Stable Entry Points: New nodes joining the network connect to gateways listed in their bootstrap configuration. Gateways maintain well-known, stable addresses that serve as initial connection points.

Relay Functionality: Nodes behind NAT or firewalls cannot accept inbound connections directly. Gateways act as relays, forwarding traffic between peers that cannot connect directly. This enables full network participation even for nodes with restricted connectivity.

DHT Stability: The Kademlia DHT relies on stable, long-lived nodes to maintain routing table quality. Gateways anchor the DHT by maintaining connections with many peers and advertising consistent peer IDs over time.

Gateways participate in all network protocols (Kademlia, Gossipsub, request/response, streams) but do not execute compute tasks, coordinate training, or store datasets.

Installation

Install the gateway binary following the Installation guide.

Configuration Parameters

Gateway configuration uses TOML format with security and network settings. Generate an example configuration file using the hypha-gateway init command. You will need to provide paths to TLS certificates and configure basic network settings (listen addresses, external addresses).

OpenTelemetry

OpenTelemetry enables distributed tracing and metrics collection for debugging and monitoring your gateways in production.
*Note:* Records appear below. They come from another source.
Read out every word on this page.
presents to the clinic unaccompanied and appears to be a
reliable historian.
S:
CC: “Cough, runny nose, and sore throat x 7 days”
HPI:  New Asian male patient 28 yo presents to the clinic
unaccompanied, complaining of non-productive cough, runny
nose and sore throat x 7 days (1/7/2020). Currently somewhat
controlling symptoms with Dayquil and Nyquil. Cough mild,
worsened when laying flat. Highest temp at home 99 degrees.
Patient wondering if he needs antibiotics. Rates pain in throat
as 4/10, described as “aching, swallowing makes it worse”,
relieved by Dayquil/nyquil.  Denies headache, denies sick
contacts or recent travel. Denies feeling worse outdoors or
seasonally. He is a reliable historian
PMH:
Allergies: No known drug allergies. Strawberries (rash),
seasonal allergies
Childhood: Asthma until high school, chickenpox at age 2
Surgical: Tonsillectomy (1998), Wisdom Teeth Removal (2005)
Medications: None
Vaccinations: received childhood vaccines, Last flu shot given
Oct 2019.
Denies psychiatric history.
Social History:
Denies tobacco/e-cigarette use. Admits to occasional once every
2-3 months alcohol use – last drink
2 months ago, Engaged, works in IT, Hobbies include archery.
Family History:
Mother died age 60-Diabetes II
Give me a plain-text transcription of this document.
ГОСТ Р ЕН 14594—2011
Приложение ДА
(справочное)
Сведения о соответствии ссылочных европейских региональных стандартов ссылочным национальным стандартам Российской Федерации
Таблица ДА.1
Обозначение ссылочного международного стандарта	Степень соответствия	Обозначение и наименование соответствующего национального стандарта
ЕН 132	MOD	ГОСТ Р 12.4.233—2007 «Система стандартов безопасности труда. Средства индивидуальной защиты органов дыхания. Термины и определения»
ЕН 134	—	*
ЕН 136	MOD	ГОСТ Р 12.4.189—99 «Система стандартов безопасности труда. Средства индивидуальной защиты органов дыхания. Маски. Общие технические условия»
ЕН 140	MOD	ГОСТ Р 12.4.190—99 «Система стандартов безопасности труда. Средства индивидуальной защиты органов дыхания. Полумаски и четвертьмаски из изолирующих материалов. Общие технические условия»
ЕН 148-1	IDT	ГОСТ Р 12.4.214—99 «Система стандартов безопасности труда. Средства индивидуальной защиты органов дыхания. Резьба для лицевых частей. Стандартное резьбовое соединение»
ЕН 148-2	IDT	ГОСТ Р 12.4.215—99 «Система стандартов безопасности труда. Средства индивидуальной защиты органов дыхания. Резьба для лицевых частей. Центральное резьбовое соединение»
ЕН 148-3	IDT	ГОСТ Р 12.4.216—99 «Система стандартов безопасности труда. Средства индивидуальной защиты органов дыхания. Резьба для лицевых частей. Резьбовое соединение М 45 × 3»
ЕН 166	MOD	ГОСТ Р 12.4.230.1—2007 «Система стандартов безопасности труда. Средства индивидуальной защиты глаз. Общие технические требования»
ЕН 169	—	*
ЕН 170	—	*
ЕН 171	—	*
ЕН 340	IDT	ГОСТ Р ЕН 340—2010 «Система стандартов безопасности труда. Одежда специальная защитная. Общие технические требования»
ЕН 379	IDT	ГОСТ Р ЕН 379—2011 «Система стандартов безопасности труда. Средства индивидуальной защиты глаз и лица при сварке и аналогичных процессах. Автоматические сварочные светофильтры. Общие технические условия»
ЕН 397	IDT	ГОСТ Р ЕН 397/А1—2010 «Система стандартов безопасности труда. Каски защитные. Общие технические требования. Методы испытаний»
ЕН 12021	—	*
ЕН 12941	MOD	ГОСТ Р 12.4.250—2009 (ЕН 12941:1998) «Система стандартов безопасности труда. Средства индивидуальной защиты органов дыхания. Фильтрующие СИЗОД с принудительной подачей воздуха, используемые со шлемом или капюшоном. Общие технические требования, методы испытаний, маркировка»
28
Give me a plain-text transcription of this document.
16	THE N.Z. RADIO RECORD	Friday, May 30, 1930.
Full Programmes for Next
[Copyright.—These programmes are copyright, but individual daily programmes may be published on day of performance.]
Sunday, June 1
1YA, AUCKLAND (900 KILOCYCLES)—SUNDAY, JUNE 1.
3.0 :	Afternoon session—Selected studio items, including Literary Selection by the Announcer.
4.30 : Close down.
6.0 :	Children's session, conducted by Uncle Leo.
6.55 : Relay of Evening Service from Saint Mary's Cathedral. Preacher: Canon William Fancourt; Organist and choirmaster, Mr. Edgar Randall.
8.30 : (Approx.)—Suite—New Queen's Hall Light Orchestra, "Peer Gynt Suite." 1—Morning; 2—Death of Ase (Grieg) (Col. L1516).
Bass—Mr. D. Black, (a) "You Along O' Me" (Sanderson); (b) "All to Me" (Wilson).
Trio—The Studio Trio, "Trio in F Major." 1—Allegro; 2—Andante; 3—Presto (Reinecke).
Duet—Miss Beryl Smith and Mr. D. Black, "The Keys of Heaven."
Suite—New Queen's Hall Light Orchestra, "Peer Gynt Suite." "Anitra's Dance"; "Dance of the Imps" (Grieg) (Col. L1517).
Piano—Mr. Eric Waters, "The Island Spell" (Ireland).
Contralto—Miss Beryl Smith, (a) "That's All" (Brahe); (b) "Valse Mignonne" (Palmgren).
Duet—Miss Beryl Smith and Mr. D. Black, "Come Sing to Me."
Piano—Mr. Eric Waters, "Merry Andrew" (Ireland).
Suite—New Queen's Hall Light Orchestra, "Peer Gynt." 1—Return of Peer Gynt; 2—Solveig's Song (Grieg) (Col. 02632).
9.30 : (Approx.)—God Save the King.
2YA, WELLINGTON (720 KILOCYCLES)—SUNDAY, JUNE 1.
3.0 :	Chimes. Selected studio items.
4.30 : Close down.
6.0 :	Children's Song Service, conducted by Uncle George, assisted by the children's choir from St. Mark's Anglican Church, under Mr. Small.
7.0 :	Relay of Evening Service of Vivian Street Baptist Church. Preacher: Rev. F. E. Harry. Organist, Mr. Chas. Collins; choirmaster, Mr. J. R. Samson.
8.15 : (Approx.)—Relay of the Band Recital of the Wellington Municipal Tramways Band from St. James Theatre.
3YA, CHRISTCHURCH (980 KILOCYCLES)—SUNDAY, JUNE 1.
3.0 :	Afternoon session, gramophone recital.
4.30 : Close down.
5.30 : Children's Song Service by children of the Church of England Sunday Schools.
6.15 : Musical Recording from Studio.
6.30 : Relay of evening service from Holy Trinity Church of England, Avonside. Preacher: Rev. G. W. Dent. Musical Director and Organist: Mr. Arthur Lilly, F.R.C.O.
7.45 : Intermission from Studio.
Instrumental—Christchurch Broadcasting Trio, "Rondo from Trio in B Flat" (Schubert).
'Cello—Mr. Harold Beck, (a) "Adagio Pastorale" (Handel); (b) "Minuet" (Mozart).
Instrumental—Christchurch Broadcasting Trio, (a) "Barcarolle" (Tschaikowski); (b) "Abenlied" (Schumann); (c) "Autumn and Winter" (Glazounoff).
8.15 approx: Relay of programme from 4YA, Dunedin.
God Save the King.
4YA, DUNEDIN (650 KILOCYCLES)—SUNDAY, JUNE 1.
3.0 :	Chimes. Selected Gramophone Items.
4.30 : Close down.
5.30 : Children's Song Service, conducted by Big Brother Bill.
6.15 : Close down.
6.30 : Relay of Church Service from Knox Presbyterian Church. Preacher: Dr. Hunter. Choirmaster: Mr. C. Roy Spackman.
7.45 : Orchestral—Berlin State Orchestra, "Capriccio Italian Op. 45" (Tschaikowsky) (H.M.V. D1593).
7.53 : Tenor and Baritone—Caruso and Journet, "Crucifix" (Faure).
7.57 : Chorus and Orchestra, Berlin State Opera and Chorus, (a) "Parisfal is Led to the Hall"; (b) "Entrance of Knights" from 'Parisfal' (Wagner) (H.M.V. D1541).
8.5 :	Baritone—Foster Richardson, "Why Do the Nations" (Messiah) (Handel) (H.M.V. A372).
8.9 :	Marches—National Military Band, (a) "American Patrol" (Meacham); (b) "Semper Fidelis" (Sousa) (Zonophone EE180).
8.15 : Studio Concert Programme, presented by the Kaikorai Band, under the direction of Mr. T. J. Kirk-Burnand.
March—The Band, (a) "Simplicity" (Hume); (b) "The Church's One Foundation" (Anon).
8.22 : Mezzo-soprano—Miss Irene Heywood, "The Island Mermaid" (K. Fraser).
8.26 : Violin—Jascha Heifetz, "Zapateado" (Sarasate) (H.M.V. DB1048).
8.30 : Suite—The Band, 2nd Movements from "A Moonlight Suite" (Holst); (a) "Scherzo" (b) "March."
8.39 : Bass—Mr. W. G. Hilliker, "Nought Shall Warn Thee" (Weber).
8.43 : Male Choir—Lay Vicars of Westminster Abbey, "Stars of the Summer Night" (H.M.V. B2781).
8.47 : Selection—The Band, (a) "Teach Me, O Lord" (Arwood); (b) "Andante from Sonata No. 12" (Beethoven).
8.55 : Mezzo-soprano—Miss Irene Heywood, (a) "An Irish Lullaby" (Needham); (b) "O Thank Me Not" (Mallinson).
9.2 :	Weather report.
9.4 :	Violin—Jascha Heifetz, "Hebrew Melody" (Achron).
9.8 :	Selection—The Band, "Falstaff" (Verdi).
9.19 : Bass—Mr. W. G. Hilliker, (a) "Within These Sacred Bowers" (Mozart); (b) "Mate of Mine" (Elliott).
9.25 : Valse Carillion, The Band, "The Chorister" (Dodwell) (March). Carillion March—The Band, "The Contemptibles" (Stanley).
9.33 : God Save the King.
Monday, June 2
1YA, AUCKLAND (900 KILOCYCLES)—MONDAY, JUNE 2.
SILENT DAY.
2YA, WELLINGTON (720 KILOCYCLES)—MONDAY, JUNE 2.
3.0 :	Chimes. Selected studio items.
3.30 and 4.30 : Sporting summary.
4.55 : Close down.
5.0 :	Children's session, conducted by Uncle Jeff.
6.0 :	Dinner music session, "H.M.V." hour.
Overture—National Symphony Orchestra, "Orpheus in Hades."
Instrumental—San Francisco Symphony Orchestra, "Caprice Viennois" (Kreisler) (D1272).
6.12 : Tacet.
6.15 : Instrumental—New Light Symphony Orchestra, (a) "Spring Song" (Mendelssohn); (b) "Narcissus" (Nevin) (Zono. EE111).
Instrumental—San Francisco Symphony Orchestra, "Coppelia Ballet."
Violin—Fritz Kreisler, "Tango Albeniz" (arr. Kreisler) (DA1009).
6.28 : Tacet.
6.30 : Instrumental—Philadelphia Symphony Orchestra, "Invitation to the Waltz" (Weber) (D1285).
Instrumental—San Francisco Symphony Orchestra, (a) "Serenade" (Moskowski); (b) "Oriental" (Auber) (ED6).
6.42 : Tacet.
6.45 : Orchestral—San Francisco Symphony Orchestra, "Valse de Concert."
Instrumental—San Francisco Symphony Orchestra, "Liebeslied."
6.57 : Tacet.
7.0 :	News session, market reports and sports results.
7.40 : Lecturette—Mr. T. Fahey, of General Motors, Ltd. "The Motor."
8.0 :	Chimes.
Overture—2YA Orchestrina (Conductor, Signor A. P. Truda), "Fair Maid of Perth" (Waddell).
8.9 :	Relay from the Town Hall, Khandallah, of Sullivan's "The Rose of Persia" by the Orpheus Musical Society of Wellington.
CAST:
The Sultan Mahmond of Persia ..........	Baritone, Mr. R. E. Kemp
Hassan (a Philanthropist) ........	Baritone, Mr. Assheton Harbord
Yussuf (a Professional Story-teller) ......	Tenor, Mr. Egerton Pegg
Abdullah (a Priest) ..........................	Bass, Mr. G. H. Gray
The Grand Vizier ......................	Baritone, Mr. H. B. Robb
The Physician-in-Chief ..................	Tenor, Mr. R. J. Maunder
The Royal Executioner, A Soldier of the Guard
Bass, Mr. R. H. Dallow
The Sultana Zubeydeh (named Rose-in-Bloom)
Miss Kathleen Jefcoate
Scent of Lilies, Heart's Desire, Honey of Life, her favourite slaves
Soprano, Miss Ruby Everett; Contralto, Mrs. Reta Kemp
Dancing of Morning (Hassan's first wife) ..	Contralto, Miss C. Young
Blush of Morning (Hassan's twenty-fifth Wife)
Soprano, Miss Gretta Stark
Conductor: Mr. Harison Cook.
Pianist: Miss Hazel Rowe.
Configure telemetry either via the TOML configuration file or using standard OTEL_* environment variables.

Configuration File (Example uses Grafana Cloud): Specify telemetry settings in your gateway.toml:

telemetry_attributes = "service.name=<Gateway Name>,service.namespace=<Namespace>,deployment.environment=<Environment>"
telemetry_endpoint = "https://otlp-gateway-prod-eu-west-2.grafana.net/otlp"
telemetry_headers = "Authorization=Basic <Api Key>"
telemetry_protocol = "http/protobuf"
telemetry_sampler = "parentbased_traceidratio"
telemetry_sample_ratio = 0.1

Environment Variables (Example uses Grafana Cloud): Alternatively, use standard OpenTelemetry environment variables:

export OTEL_EXPORTER_OTLP_ENDPOINT="https://otlp-gateway-prod-eu-west-2.grafana.net/otlp"
export OTEL_EXPORTER_OTLP_HEADERS="Authorization=Basic <Api Key>"
export OTEL_EXPORTER_OTLP_PROTOCOL="http/protobuf"
export OTEL_SERVICE_NAME="gateway-01"
export OTEL_RESOURCE_ATTRIBUTES="service.namespace=production,deployment.environment=prod"

hypha-gateway run --config /etc/hypha/gateway.toml

Environment variables take precedence over configuration file settings, allowing flexible per-deployment customization.

Network Protocols

Gateways participate in all libp2p protocols used by Hypha:

Kademlia DHT

Gateways maintain Kademlia routing tables and respond to DHT queries. When data nodes announce datasets, gateways store provider records that enable schedulers to locate data sources. They also answer peer location queries, helping nodes discover each other through the DHT. Long-lived gateway connections improve routing table quality across the network, making peer discovery more reliable and efficient.

Gossipsub

Gateways participate in Gossipsub mesh networks by subscribing to relevant topics (such as hypha/worker) and relaying messages between peers. This improves message propagation reliability across the network. Gateways contribute to mesh topology health through heartbeat and graft/prune protocols, ensuring efficient message delivery and maintaining optimal mesh connectivity.

Circuit Relay

The circuit relay protocol enables NAT traversal by allowing nodes behind firewalls to reserve relay circuits through gateways. Gateways forward relayed connections between peers that cannot connect directly, enabling full network participation regardless of network restrictions. Relay circuits are limited by hop count to prevent excessive forwarding overhead and maintain network efficiency.